Signora Berry, davvero non riesce a leggere bei copioni per il cinema? Una come lei?
«Eh, una come me... Alcuni copioni per film non sono male, Cloud Atlas era molto interessante, ma è stata un'eccezione alla norma. Mi arrivano offerte per ruoli che sento di aver recitato tante altre volte. Non emozionanti abbastanza per farmi decidere di lasciare la famiglia per quattro mesi da passare su un set chissà dove. E ho scoperto che la scrittura migliore, soprattutto per ruoli femminili, la vediamo oggi in televisione. L'innovazione si fa in tv, non al cinema».

Chi è Molly Woods per lei? Ce la descrive?
«Molly è un personaggio molto forte, capace di stare nello spazio da sola per oltre un anno come se nulla fosse.
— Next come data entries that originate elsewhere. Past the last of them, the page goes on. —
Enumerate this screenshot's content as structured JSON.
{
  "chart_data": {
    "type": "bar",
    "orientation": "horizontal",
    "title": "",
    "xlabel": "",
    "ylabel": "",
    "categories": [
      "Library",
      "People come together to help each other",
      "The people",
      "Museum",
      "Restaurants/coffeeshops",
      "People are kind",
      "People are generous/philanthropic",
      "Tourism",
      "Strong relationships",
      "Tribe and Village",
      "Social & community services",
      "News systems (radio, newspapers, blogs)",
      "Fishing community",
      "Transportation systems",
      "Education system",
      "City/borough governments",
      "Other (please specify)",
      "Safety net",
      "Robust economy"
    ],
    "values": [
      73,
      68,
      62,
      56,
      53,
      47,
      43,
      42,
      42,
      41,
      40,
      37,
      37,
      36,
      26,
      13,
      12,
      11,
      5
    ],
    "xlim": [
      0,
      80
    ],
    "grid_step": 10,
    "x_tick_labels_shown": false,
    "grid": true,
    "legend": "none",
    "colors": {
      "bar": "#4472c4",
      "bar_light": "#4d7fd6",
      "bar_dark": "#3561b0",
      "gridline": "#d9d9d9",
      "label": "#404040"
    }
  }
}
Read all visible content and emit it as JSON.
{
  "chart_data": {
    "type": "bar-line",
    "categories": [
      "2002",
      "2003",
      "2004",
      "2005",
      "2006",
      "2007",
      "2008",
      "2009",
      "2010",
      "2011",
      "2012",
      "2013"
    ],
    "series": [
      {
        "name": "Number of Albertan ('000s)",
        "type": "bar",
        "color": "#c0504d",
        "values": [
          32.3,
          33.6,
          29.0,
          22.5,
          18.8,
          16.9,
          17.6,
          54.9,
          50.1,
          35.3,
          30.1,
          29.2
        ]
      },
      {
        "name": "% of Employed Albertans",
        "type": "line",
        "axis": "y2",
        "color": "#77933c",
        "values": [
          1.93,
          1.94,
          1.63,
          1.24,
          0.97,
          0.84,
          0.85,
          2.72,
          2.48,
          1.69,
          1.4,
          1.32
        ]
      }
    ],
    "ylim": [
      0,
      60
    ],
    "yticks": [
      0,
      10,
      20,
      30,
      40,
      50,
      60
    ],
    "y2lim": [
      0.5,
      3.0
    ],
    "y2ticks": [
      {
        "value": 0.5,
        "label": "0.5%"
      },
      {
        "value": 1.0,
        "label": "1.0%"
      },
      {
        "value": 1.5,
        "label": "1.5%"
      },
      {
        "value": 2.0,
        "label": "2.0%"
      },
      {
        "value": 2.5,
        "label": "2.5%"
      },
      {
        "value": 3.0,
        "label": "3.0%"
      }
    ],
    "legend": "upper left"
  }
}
Mi piacciono personaggi forti. Mi sento chiedere se sia un'altra versione di Sandra Bullock in Gravity: sono due storie completamente diverse, ma sono due astonaute, certo, forti ma anche sensibili e vulnerabili. E allora dico: ben vengano le comparazioni».

Una madre che lascia la famiglia per lo spazio. Ci si riconosce?
«La madre di un robot, attenzione. E ora incinta di non si che cosa! Io, come dicevo, non potrei mai lasciare i miei figli per più di tre giorni di seguito. Una famiglia complicata. Non c'è niente di lineare nel suo mondo».

Che ne pensa della teoria «umanistica» sui robot come descritta nella serie?
«È una forma di intelligenza artificiale impegnata a trovare una connessione con l'umanità e distinguere il bene dal male e sentirsi libera di trovare il proprio cammino autonomamente. Lo so è strano: che senso ha costruire macchine che se ne vanno per conto proprio, che magari si ribellano, ti respingono e infine si sentono infelici e insoddisfatti? Dico, non ci sono abbastanza adolescenti umani? Ma insomma, con la fiction bisogna sempre compiere un atto di fede. Ma gli spunti di riflessione ci sono».

Spielberg viene sul set della serie? Parlate spesso?
«Viene di tanto in tanto, certo, come sapete lui produce molta televisione,

compreso Under the Dome, tuttora in produzione, perciò fa su e giù tra i due set. La nostra serie è pervasa da quel senso sentimentale che si profonde anche nella fantascienza, come lui ha sempre fatto da E.T. in poi...».